Let me attempt a crude summary of Borges’ “Pierre Menard, Author of the Quixote”. The short story purports to be a review of a 20th century author’s rewriting of Cervantes’ Don Quixote. Although the rewriting is word-for-word identical to the original, the reviewer claims that it’s much more relevant, much richer in meaning, than the 1602 version. The words might superficially appear the same, but the audience has changed what the words mean.

Listening to the first track on Find The Lady, “Wild Rover”, I was seized by an impossible contradiction. The song sounded exactly like my uneducated ears imagine it to have sounded in the early 1900s, note for note, and yet it sounds impossibly of the year 2010. I wish I could say that all the songs played to the same Borgesian effect, but Belshazzar’s Feast have updated many of the the folk standards on the album by means of humour, jazz, pop and classical elements, and a very British music hall sensibility.

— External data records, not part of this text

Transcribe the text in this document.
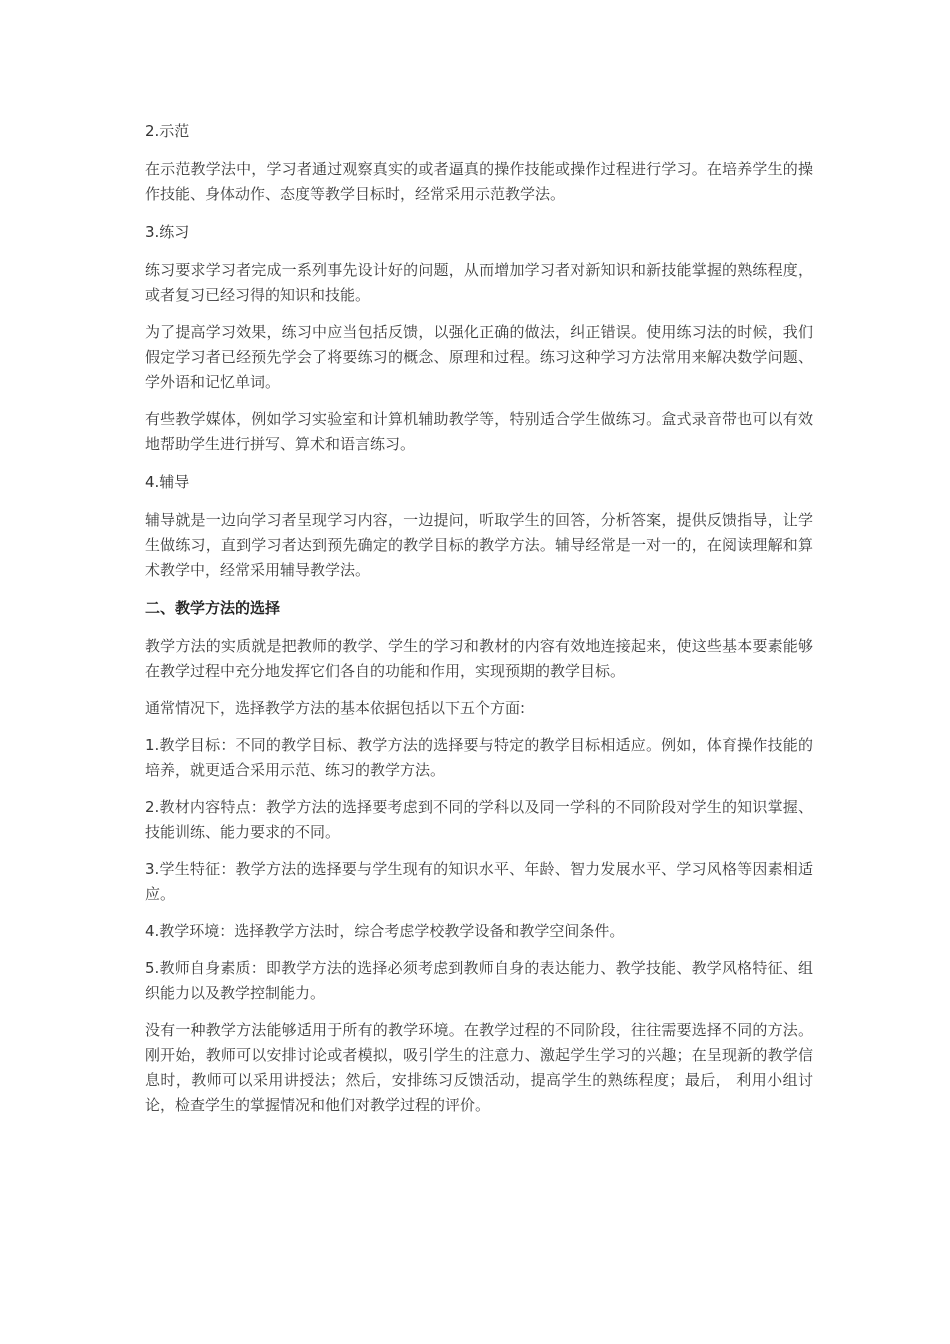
2.示范
在示范教学法中，学习者通过观察真实的或者逼真的操作技能或操作过程进行学习。在培养学生的操作技能、身体动作、态度等教学目标时，经常采用示范教学法。
3.练习
练习要求学习者完成一系列事先设计好的问题，从而增加学习者对新知识和新技能掌握的熟练程度，或者复习已经习得的知识和技能。
为了提高学习效果，练习中应当包括反馈，以强化正确的做法，纠正错误。使用练习法的时候，我们假定学习者已经预先学会了将要练习的概念、原理和过程。练习这种学习方法常用来解决数学问题、学外语和记忆单词。
有些教学媒体，例如学习实验室和计算机辅助教学等，特别适合学生做练习。盒式录音带也可以有效地帮助学生进行拼写、算术和语言练习。
4.辅导
辅导就是一边向学习者呈现学习内容，一边提问，听取学生的回答，分析答案，提供反馈指导，让学生做练习，直到学习者达到预先确定的教学目标的教学方法。辅导经常是一对一的，在阅读理解和算术教学中，经常采用辅导教学法。
二、教学方法的选择
教学方法的实质就是把教师的教学、学生的学习和教材的内容有效地连接起来，使这些基本要素能够在教学过程中充分地发挥它们各自的功能和作用，实现预期的教学目标。
通常情况下，选择教学方法的基本依据包括以下五个方面:
1.教学目标：不同的教学目标、教学方法的选择要与特定的教学目标相适应。例如，体育操作技能的培养，就更适合采用示范、练习的教学方法。
2.教材内容特点：教学方法的选择要考虑到不同的学科以及同一学科的不同阶段对学生的知识掌握、技能训练、能力要求的不同。
3.学生特征：教学方法的选择要与学生现有的知识水平、年龄、智力发展水平、学习风格等因素相适应。
4.教学环境：选择教学方法时，综合考虑学校教学设备和教学空间条件。
5.教师自身素质：即教学方法的选择必须考虑到教师自身的表达能力、教学技能、教学风格特征、组织能力以及教学控制能力。
没有一种教学方法能够适用于所有的教学环境。在教学过程的不同阶段，往往需要选择不同的方法。刚开始，教师可以安排讨论或者模拟，吸引学生的注意力、激起学生学习的兴趣；在呈现新的教学信息时，教师可以采用讲授法；然后，安排练习反馈活动，提高学生的熟练程度；最后， 利用小组讨论，检查学生的掌握情况和他们对教学过程的评价。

To give you a taste of their attitude, “Lull Me Beyond Thee” is billed as ‘Published in the first edition of The Dancing Master (or Mafter af it waf writ in the 17 Century), which waf firft fold in Faint Paulf Cathedral by John. He.. waf fuppofed to be felling copief of the Big Iffue. Honeft!”

Sophomoric, perhaps, but coupled with some very accomplished musicianship, the album is both musically beautiful and stylistically relevant, as well as being quirky. It’s folk, Jim, but not as we know it. But be warned – it’s still folk.